Nul ne peut exercer plus de deux mandats consécutifs.

Les modalités d'application du présent article sont fixées par une loi organique.

The President of the Republic is elected for five years by universal direct suffrage.

Nobody can be elected to more than two consecutive terms.

The modalities of the application of this article are determined by law.

Both these constitutions have a formal mechanism for removal of the President. In the United States, this is the process known as Impeachment (actually Impeachment followed by Trial in the Senate). In France, there is a similar process where a High Court can be convened from both Houses of Parliament. However, if the President is removed according to one of these processes, the parliament cannot designate a successor. Rather, in the US the Vice President become President and so on down the line of Presidential succession; I was unable to immediately identify what would happen in France but I would assume that a Presidential election would be called rapidly to fill the vacancy.

These are presidential systems and, as you suggest in the question, require a public vote to install a person not already part of the previous administration in some capacity.


The second system is followed in countries such as Germany or Japan. In Germany, the position of head of government is known as the Chancellor; in Japan, it is the Prime Minsiter.

In Germany, the relevant constitutional text is written in Article 63 of the Basic Law (Grundgesetz):

(1) Der Bundeskanzler wird auf Vorschlag des Bundespräsidenten vom Bundestage ohne Aussprache gewählt.
(2) Gewählt ist, wer die Stimmen der Mehrheit der Mitglieder des Bundestages auf sich vereinigt. Der Gewählte ist vom Bundespräsidenten zu ernennen.
(3) Wird der Vorgeschlagene nicht gewählt, so kann der Bundestag binnen vierzehn Tagen nach dem Wahlgange mit mehr als der Hälfte seiner Mitglieder einen Bundeskanzler wählen.
(4) Kommt eine Wahl innerhalb dieser Frist nicht zustande, so findet unverzüglich ein neuer Wahlgang statt, in dem gewählt ist, wer die meisten Stimmen erhält. Vereinigt der Gewählte die Stimmen der Mehrheit der Mitglieder des Bundestages auf sich, so muß der Bundespräsident ihn binnen sieben Tage nach der Wahl ernennen. Erreicht der Gewählte diese Mehrheit nicht, so hat der Bundespräsident binnen sieben Tage entweder ihn zu ernennen oder den Bundestag aufzulösen.

Translation by Christian Tomuschat and David P. Currie:

(1) The Federal Chancellor shall be elected by the Bundestag without debate on the proposal of the Federal President.
(2) The person who receives the votes of a majority of the Members of the Bundestag shall be elected. The person elected shall be appointed by the Federal President.
(3) If the person proposed by the Federal President is not elected, the Bundestag may elect a Federal Chancellor within fourteen days after the ballot by the votes of more than one half of its Members.
(4) If no Federal Chancellor is elected within this period, a new election shall take place without delay, in which the person who receives the largest number of votes shall be elected.
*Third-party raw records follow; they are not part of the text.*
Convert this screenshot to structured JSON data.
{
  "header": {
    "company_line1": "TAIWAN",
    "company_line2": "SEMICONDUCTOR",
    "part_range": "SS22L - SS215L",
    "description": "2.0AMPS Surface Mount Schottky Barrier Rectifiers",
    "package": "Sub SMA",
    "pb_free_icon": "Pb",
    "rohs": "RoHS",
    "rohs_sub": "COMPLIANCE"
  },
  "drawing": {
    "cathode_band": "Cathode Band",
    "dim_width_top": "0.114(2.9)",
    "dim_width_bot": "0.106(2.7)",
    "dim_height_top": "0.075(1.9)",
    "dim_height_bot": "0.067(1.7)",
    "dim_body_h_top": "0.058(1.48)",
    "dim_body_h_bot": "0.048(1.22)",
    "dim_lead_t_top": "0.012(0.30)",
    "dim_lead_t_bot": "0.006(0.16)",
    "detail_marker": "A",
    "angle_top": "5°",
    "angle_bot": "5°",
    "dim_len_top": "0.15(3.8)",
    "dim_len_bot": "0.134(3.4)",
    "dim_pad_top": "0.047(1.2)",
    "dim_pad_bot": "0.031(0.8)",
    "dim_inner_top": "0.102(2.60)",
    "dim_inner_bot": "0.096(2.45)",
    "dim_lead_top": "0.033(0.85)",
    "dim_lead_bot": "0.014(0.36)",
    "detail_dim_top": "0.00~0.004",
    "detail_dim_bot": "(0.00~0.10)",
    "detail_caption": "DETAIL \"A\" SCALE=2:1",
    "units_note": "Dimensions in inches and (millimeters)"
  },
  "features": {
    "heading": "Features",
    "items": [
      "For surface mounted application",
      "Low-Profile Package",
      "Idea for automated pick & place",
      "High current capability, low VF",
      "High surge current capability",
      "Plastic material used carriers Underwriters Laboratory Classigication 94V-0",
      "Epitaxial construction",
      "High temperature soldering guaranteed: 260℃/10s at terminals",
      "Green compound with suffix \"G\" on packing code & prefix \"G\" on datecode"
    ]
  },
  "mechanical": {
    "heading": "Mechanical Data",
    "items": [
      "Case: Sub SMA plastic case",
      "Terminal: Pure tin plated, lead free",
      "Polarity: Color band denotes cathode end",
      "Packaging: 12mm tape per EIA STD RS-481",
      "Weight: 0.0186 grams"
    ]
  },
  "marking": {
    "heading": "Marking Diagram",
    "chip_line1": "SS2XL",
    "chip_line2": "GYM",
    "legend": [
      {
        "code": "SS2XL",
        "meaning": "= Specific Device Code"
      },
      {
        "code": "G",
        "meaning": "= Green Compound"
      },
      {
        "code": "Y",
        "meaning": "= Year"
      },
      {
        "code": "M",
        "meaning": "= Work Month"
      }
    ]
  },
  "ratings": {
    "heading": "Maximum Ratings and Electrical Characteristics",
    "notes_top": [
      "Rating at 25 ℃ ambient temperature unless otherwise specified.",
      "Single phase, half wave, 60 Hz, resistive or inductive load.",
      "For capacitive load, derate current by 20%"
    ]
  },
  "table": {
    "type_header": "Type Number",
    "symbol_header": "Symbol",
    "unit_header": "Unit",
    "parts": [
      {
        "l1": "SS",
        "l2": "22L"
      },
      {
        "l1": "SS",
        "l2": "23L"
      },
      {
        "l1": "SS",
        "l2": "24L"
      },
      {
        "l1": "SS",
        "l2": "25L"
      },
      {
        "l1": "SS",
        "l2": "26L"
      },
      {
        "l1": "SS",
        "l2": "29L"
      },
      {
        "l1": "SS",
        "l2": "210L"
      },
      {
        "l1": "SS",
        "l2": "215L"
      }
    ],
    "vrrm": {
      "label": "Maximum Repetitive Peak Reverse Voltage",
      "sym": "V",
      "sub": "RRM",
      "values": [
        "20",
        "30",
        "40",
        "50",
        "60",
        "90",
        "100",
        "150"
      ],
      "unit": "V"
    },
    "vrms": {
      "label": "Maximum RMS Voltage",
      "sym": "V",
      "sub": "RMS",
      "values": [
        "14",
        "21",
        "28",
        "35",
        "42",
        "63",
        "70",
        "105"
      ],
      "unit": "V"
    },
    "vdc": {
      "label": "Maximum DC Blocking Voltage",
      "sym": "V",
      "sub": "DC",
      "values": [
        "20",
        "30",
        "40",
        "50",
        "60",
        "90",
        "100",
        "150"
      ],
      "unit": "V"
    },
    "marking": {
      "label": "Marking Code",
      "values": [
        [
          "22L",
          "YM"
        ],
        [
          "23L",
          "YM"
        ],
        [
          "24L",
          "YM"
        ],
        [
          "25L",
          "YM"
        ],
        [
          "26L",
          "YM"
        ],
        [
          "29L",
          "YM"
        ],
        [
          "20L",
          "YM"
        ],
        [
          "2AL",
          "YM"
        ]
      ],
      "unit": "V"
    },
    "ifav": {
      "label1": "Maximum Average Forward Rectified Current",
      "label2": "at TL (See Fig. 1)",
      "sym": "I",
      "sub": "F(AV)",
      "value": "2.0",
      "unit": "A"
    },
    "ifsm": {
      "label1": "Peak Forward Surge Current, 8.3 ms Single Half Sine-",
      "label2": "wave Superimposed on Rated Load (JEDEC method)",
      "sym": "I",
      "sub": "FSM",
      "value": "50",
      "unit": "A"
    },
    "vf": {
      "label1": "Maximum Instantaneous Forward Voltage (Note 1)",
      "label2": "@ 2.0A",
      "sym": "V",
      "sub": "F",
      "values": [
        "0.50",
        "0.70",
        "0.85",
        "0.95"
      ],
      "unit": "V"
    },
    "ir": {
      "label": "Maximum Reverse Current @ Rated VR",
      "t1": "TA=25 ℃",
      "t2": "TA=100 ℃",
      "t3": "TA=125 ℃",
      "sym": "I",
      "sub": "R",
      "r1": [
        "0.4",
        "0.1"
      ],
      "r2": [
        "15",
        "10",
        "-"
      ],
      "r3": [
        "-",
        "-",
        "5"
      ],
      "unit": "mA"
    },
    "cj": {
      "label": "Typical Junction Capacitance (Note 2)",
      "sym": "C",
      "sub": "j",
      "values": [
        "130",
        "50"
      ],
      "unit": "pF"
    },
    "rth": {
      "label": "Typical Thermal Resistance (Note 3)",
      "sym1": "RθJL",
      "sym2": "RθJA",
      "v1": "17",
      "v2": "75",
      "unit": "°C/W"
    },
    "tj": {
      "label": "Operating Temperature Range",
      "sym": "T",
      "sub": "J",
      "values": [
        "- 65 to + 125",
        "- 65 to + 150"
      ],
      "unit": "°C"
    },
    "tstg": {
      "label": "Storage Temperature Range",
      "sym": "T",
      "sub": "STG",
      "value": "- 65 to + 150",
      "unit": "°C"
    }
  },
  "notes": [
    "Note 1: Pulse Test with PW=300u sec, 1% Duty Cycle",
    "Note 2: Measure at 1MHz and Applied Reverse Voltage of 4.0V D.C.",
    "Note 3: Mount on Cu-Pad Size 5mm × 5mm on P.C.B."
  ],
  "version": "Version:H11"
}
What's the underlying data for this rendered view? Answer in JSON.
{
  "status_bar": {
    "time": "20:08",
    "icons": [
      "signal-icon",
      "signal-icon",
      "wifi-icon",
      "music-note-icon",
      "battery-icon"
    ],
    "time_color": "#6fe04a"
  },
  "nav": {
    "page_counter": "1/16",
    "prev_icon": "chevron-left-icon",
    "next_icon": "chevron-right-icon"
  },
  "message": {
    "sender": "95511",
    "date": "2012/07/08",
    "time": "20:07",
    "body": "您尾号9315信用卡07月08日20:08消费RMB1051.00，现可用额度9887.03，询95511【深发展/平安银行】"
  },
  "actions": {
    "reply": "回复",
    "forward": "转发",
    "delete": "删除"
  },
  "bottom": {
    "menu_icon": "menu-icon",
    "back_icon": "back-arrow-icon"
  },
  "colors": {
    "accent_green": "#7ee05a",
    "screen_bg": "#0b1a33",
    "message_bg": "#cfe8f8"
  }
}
If the person elected receives the votes of a majority of the Members of the Bundestag, the Federal President must appoint him within seven days after the election. If the person elected does not receive such a majority, then within seven days the Federal President shall either appoint him or dissolve the Bundestag.

The key difference to the Presidential system as highlighted above is that it is parliament (the Bundestag or Federal Diet) that elects the Chancellor; typically by absolute majority. Another key difference is the process of removal. In the German Basic Law the relevant article is article 67:

(1) Der Bundestag kann dem Bundeskanzler das Mißtrauen nur dadurch aussprechen, daß er mit der Mehrheit seiner Mitglieder einen Nachfolger wählt und den Bundespräsidenten ersucht, den Bundeskanzler zu entlassen. Der Bundespräsident muß dem Ersuchen entsprechen und den Gewählten ernennen.
(2) Zwischen dem Antrage und der Wahl müssen achtundvierzig Stunden liegen.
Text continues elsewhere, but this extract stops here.